Painter grew up in Southern California, working part-time for the design-build firm Hahn & Hoffman while still in high school. He earned a bachelor’s degree in landscape architecture from the University of California, Berkeley, in 1956, followed by a master’s degree in urban design from the Harvard Graduate School of Design a decade later. While at Berkeley, Painter was recommended for a part-time job with Lawrence Halprin & Associates (LH&A) by faculty member Mai Arbegast. Painter would join LH&A full-time after graduation. He also worked with John Carl Warnecke & Associates and for a brief time with landscape architect Peter E. Walker before founding his own firm, Michael Painter & Associates, in 1969 (the firm was renamed MPA Design in 1984).

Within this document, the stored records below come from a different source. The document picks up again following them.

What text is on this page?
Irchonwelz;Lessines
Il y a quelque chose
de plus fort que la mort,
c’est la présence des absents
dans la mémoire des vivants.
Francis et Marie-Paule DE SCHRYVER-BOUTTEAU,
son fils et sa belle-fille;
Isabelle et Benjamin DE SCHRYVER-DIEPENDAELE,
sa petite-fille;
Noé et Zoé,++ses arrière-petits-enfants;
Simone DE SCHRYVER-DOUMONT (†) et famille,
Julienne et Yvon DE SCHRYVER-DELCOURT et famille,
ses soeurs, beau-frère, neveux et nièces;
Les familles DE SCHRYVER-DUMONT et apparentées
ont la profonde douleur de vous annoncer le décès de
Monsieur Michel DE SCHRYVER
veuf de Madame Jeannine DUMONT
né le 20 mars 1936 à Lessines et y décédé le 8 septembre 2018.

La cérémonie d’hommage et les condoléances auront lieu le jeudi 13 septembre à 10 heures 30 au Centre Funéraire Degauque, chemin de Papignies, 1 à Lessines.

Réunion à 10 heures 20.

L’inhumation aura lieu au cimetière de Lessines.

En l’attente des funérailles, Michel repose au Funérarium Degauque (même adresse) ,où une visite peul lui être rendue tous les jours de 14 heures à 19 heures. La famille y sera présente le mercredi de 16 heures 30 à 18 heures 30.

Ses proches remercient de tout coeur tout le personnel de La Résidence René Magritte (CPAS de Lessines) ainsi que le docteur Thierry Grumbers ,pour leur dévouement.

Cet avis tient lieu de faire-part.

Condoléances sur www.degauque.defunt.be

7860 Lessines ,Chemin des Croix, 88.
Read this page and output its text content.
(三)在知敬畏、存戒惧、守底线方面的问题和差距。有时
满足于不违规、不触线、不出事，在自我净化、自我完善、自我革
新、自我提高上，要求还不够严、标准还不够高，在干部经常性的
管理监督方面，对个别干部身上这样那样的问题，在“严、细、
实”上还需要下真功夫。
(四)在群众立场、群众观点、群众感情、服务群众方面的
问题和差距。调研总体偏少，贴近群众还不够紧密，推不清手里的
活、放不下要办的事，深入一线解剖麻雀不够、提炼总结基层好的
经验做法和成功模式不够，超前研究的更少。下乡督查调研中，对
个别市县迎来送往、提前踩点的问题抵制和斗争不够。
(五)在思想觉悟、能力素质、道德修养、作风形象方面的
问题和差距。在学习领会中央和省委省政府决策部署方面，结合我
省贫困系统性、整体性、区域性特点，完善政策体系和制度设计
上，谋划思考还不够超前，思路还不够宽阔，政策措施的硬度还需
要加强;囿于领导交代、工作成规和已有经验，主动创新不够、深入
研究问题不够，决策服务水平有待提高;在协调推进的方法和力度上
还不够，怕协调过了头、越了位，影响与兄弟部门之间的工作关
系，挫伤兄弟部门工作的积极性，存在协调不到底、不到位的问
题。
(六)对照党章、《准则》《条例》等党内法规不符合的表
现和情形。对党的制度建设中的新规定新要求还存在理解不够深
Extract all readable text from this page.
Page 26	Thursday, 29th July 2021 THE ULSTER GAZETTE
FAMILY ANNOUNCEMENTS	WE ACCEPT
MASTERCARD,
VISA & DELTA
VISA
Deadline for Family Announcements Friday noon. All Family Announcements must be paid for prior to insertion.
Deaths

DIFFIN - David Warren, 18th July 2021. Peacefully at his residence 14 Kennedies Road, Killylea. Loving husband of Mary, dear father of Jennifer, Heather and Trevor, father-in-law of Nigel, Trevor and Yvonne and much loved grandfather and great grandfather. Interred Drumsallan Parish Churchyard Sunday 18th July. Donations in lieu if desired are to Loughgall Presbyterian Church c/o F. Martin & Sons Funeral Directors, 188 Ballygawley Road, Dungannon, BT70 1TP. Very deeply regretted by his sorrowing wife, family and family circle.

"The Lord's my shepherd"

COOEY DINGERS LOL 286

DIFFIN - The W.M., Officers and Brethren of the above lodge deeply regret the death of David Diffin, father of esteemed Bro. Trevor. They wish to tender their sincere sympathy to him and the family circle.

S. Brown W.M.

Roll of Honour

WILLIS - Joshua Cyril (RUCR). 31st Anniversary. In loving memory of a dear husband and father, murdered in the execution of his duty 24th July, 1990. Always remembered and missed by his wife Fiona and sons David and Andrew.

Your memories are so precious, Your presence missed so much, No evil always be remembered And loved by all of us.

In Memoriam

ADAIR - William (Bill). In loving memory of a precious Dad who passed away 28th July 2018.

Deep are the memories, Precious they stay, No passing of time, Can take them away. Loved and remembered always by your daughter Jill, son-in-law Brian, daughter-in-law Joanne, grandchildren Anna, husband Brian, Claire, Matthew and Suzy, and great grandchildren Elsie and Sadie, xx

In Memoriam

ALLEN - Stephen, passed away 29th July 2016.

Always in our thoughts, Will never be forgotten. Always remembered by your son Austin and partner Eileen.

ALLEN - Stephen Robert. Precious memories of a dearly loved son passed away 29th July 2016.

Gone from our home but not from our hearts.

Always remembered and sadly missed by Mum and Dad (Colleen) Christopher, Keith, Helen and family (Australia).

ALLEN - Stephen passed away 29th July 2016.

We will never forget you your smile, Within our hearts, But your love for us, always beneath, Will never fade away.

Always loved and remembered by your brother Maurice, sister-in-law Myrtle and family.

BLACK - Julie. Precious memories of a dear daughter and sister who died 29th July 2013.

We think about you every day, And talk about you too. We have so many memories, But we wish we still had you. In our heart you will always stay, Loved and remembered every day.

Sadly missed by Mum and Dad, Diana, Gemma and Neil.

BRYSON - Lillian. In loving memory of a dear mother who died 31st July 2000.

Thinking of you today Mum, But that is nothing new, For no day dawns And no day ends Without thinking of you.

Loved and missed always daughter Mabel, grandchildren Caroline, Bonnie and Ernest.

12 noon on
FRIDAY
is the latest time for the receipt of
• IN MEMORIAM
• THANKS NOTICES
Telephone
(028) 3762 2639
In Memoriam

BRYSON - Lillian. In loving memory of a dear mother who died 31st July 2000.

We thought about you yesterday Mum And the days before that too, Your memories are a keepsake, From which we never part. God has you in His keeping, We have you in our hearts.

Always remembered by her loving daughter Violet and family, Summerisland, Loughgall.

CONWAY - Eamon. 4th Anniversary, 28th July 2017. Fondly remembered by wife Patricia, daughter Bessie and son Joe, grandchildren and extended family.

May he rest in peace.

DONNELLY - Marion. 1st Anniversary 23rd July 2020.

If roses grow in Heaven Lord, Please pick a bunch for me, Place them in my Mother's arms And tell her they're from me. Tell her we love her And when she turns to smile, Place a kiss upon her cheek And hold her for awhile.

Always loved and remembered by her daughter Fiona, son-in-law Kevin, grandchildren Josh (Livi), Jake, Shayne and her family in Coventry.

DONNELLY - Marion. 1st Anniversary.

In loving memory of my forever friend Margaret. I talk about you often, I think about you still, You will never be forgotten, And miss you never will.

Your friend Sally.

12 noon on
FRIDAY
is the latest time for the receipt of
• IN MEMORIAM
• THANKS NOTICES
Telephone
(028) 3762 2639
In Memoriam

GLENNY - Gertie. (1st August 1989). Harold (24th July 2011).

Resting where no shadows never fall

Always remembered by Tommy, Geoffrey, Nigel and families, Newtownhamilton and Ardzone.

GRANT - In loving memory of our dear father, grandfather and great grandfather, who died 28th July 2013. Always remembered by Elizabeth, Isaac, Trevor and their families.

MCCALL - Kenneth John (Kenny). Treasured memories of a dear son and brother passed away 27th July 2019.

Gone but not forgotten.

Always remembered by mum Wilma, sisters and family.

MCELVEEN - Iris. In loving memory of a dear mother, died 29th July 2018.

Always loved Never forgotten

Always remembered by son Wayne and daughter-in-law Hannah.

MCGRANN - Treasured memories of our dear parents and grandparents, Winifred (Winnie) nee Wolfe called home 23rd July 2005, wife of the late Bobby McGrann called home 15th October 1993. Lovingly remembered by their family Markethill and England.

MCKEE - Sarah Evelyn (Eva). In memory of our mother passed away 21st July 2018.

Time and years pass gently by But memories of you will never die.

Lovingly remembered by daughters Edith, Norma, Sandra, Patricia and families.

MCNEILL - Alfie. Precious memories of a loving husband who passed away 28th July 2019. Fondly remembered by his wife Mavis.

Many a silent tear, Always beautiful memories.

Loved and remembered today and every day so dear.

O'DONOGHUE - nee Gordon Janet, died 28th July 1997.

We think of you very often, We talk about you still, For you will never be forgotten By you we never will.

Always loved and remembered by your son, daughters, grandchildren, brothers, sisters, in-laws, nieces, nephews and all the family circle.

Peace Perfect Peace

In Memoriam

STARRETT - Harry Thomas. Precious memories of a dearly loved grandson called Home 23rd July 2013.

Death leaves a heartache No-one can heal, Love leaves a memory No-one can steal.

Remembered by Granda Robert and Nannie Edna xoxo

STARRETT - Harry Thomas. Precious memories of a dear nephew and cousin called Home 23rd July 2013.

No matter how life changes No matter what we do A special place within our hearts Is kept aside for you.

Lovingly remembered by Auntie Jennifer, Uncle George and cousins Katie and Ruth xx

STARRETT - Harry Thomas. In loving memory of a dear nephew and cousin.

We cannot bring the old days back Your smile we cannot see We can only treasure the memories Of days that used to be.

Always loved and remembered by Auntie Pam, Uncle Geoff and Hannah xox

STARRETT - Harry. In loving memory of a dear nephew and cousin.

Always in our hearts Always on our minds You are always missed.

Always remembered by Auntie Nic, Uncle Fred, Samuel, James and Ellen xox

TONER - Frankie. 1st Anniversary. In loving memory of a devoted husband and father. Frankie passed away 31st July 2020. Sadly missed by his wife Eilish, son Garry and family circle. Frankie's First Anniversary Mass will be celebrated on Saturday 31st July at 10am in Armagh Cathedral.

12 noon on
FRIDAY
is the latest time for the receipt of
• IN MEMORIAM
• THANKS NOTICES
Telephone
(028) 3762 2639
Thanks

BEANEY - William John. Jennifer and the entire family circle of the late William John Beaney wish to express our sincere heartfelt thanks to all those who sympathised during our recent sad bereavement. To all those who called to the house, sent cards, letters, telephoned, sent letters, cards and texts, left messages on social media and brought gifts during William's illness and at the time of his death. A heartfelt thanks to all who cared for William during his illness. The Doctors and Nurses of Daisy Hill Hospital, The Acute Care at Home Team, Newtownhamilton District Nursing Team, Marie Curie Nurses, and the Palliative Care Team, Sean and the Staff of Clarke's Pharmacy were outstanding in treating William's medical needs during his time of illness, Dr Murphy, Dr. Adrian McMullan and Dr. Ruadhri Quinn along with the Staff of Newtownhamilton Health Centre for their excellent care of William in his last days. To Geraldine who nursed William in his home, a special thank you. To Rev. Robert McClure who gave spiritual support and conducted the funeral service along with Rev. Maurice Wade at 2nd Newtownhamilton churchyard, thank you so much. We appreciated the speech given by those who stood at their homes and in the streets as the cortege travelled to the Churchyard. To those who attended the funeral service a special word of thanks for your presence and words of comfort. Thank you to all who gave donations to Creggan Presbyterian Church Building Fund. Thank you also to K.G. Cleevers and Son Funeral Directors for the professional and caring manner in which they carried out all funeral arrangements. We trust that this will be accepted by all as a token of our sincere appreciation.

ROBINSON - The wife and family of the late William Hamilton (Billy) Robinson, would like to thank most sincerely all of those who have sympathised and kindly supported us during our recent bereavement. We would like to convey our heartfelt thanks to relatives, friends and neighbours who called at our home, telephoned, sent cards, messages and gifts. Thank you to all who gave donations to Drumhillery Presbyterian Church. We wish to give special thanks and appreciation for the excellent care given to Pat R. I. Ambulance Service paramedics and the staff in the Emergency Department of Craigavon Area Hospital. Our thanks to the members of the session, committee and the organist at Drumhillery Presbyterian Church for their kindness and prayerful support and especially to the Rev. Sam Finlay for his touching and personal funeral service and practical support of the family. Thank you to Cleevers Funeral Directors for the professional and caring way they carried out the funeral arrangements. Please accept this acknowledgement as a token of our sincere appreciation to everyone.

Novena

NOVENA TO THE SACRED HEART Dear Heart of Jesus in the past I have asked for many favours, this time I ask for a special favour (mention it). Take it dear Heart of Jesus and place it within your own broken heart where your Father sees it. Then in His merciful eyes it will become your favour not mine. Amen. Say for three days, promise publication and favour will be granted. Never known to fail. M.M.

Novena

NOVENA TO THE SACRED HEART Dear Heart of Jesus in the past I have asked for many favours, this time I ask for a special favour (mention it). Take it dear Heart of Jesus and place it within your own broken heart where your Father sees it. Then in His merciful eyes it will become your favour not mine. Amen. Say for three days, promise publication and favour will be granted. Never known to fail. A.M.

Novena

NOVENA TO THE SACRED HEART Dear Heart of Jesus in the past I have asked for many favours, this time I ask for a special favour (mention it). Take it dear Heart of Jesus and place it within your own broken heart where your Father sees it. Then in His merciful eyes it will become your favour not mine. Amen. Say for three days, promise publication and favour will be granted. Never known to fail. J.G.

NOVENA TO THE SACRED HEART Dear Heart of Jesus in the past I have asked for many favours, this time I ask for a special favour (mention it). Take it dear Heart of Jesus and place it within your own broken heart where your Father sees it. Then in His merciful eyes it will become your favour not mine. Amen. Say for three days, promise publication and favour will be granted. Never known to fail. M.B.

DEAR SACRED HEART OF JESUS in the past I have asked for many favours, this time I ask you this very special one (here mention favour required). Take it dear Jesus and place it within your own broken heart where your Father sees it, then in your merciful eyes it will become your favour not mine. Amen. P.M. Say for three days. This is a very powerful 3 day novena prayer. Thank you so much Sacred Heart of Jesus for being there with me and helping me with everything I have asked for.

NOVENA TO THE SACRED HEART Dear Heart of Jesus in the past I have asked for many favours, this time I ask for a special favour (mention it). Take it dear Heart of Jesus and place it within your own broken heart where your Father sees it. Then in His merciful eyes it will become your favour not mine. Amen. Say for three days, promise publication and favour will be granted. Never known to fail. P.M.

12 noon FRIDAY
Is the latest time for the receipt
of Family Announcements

Painter completed more than 850 projects over the course of his career. Among his well-known projects was a proposal to replace Doyle Drive, an elevated roadway through the Presidio National Park that connected the Golden Gate Bridge with the city’s street grid. After the 1989 Loma Prieta earthquake compromised the roadway’s structural integrity, Painter proposed replacing it with a tunnel underneath the park. Over the next 25 years, he collaborated with the California Department of Transportation to realize this vision in what would become the Presidio Parkway, completed in 2017.
Painter’s other notable projects in the Bay Area include the AT&T Administrative Center, the Genentech Campus, the HP Corporate Headquarters, and the Great Highway/Ocean Beach Re-Construction. Committed to community service, he served on the San Francisco Architectural Heritage Board and the San Francisco Planning and Urban Research Advisory Committee (SPUR). Painter was named a Fellow of the American Society of Landscape Architects in 1987. He died of cancer at his home in Mill Valley, California, in June 2018.